— Pai — perguntou o menino —, o que
é “flete”?
— “Flete”? Tem certeza de que a
palavra é essa mesmo?
— Tenho. Parece que é uma coisa
antiga.
— Ah — disse o pai, sorrindo com a
lembrança. — Deve ser “flit”. Se dizia “flite”. Era um,
sei lá. Inseticida. Contra mosca e mosquito. Espalhava-se pela casa
com uma bomba.
— Um tipo de “spray”?
— Na época não se dizia “spray”.
Era bomba mesmo.
— E as pessoas respiravam o ar com
“flete”?
— “Flite”. É. Bem não devia
fazer. Aliás, acho que a minha geração deu no que deu de tanto
respirar “flite” quando criança. Está explicada a crise
brasileira.
— Não deve ser isso — disse o filho.
— Não existe nada chamado “flete”?
A mãe entrou na conversa.
— Deve ser “flerte”.
— Isso! “Flerte”. O que era?
Mãe e pai se entreolharam. O que era,
mesmo, “flerte”?
— “Flerte” era namoro — tentou o
pai.
— Não era bem namoro — disse a mãe.
— Era uma espécie de pré-namoro. Podia dar em namoro ou não. Eu,
por exemplo, mesmo antes de conhecer seu pai, já flertava com ele.
— Eu não sabia disso.
— Cachorro!
— Mas como era “flerte”? — quis
saber o filho.
— “Flertar” era olhar.
— Só olhar?
— Não. Olhar de uma certa maneira.
Demonstrando interesse.
— Você, por exemplo — disse o pai —,
quando está interessado numa garota, o que faz?

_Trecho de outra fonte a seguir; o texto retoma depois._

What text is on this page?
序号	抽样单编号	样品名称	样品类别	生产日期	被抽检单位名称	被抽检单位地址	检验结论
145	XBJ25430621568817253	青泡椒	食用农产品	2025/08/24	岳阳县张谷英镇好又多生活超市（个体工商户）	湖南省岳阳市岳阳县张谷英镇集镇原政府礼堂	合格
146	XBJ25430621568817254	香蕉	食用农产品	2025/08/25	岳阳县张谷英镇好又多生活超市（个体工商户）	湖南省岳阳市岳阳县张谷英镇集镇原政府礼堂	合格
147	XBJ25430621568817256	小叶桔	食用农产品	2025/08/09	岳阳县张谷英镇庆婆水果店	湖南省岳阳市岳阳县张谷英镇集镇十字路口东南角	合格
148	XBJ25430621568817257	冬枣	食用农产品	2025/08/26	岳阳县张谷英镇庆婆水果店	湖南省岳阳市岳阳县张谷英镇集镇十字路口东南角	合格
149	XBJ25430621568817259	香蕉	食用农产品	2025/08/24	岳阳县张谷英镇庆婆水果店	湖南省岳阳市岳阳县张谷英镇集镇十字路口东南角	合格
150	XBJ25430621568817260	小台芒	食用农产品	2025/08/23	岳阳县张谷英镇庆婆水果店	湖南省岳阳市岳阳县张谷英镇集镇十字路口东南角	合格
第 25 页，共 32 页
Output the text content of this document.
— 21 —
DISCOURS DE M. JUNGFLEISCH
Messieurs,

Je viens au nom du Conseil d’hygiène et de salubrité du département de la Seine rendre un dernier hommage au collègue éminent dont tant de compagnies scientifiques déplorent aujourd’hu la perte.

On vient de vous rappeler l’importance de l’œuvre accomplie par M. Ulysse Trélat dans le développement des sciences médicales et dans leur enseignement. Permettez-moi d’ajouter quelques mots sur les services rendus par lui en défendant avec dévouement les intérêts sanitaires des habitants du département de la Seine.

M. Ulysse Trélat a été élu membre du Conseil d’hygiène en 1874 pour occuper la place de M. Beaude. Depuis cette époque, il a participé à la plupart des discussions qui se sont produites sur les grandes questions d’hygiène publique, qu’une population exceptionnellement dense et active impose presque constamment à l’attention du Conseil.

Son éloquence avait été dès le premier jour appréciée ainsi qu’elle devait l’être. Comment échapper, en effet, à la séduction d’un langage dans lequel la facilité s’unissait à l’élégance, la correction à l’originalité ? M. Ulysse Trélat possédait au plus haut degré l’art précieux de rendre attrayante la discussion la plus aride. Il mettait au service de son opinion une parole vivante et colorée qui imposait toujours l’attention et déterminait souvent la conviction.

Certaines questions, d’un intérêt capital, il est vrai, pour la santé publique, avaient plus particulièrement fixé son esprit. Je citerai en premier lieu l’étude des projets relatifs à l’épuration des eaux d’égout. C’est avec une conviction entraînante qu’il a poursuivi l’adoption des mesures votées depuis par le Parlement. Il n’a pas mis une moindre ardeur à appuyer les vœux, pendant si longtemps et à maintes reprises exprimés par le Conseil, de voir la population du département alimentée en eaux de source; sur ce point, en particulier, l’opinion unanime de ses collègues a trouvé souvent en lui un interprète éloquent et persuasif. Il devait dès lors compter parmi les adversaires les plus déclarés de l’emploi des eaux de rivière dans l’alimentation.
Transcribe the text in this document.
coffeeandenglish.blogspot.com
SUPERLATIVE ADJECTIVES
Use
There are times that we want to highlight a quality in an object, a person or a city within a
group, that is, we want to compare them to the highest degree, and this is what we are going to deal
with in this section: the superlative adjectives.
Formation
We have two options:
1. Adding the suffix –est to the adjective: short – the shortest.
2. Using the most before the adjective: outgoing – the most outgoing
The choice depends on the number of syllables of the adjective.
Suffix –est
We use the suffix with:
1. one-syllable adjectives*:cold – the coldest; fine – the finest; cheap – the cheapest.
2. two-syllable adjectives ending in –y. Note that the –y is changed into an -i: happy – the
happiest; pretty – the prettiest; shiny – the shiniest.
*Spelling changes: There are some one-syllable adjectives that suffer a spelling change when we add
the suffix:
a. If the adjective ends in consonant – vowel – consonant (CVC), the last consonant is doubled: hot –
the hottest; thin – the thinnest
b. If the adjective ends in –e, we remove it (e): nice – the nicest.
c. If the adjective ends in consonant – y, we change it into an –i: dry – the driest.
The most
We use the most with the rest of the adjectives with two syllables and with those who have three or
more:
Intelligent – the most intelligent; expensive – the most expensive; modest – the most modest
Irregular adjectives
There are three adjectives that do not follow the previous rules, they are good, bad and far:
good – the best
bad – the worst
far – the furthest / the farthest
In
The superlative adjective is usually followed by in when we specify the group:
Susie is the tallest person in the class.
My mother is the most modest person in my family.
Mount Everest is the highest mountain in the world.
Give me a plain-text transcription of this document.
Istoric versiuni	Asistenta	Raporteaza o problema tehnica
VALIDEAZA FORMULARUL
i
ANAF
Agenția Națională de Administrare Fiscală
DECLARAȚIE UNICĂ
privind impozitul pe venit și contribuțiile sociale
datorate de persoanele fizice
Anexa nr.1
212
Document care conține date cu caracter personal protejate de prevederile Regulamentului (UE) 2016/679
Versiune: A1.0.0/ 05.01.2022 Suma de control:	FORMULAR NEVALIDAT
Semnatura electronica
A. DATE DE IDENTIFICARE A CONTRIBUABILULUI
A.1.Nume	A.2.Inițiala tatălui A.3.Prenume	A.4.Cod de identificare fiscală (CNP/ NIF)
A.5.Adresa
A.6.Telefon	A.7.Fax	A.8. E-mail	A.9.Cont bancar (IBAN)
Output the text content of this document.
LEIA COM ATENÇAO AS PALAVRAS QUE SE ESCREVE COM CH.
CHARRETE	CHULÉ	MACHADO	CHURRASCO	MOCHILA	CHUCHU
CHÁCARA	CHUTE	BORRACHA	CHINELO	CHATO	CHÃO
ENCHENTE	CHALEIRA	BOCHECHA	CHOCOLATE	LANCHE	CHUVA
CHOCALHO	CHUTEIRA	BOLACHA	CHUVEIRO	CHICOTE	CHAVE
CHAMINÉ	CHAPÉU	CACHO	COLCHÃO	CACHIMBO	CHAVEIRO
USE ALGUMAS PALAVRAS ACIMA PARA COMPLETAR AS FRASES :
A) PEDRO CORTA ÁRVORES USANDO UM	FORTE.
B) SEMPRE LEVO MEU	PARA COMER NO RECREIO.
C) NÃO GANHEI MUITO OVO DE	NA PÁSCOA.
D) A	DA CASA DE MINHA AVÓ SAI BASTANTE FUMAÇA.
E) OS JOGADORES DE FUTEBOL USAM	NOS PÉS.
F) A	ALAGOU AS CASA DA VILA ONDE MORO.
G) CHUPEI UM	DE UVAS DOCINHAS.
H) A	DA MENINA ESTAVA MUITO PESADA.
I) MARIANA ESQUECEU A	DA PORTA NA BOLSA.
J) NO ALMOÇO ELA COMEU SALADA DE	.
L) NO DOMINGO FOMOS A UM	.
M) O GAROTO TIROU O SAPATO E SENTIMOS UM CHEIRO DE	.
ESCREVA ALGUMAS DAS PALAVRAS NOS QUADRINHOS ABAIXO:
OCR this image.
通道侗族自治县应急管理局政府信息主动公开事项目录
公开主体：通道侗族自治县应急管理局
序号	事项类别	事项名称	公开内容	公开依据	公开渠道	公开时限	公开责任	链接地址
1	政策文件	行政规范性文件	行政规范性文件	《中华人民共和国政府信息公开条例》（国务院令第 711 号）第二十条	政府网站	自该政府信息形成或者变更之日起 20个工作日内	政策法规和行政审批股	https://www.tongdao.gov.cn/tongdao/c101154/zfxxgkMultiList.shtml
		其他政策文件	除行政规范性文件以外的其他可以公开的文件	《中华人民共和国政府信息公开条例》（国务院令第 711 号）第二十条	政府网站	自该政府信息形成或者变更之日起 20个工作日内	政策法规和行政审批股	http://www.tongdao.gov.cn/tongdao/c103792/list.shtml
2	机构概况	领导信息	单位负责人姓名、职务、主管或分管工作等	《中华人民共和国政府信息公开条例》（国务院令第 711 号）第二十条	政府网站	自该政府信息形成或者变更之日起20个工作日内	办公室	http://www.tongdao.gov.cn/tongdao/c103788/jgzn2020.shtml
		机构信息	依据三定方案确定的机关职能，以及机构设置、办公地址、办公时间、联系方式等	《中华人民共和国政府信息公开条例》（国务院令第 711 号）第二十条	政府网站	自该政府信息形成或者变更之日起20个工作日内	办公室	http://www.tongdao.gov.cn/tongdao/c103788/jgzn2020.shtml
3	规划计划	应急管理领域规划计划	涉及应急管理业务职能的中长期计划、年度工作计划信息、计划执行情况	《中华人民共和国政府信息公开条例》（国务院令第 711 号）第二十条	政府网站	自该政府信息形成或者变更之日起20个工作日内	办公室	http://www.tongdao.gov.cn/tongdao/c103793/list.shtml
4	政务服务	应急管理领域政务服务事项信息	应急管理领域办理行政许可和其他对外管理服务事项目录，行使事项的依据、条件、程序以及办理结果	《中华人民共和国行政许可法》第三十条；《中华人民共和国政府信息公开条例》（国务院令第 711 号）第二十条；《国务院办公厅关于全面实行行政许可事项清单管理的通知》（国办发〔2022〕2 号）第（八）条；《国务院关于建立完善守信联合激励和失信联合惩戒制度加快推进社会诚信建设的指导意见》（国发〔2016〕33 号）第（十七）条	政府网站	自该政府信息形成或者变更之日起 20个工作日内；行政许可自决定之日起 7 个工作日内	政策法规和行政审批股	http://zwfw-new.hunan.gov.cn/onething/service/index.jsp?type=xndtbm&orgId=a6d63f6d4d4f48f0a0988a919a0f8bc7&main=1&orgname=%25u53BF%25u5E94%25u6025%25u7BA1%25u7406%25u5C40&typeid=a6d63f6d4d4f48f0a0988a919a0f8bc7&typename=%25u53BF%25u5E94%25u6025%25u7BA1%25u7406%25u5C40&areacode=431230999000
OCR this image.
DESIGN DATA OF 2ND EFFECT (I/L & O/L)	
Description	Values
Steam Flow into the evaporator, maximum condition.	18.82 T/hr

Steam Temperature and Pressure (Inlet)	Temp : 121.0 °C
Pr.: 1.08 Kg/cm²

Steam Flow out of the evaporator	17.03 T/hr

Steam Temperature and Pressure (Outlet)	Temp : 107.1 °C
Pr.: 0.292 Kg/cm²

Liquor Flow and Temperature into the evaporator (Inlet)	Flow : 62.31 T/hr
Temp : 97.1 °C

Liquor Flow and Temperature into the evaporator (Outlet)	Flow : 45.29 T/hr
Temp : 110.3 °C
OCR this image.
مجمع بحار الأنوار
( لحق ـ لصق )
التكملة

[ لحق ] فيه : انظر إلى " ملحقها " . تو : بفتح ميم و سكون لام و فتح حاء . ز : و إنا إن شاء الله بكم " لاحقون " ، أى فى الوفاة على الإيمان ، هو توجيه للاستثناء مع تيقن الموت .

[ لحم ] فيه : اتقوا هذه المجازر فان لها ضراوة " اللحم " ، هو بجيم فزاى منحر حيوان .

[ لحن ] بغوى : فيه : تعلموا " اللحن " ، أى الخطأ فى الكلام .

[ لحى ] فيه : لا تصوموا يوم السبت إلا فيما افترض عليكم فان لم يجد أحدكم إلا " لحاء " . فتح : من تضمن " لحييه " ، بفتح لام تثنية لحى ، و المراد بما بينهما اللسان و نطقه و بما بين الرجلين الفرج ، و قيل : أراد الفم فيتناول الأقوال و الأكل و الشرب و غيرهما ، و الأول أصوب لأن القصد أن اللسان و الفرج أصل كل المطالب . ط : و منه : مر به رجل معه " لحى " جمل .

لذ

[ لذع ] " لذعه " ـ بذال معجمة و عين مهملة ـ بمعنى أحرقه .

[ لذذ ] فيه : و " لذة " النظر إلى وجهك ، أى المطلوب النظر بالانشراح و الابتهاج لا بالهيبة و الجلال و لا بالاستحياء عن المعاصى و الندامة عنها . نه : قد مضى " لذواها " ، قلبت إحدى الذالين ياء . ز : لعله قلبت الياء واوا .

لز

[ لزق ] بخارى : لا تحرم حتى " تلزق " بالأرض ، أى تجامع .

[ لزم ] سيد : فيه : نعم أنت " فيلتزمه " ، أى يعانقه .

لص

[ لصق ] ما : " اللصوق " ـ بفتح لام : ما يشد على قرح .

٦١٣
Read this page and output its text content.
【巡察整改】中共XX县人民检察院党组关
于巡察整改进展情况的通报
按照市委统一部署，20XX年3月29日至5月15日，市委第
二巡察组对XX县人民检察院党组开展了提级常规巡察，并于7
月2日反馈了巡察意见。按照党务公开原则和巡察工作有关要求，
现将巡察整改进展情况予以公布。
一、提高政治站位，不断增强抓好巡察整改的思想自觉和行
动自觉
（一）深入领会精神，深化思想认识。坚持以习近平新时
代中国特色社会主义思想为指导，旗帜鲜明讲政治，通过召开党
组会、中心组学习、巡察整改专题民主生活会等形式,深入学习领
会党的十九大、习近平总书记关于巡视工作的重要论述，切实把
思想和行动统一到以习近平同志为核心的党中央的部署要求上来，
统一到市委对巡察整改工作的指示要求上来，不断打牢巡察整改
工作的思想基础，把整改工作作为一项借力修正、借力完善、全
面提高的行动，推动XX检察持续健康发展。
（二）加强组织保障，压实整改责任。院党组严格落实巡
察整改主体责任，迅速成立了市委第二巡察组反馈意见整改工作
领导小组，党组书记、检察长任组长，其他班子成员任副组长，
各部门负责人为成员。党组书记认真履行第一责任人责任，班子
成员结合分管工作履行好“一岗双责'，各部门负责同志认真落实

— Eu chego pra ela e digo “cumé?”.
— Pois o “flerte” era o “cumé”
da nossa época. Só que levava mais tempo.
— Quanto tempo, mais ou menos?
— Bom, seu pai e eu flertamos quase um
ano. Depois namoramos quatro, noivamos um... e casamos.
— Putz. — Eu não entendo essa sua
irritação, meu filho.
— É que, se não fosse esse ano de
“flerte”, hoje eu já estava livre do serviço militar!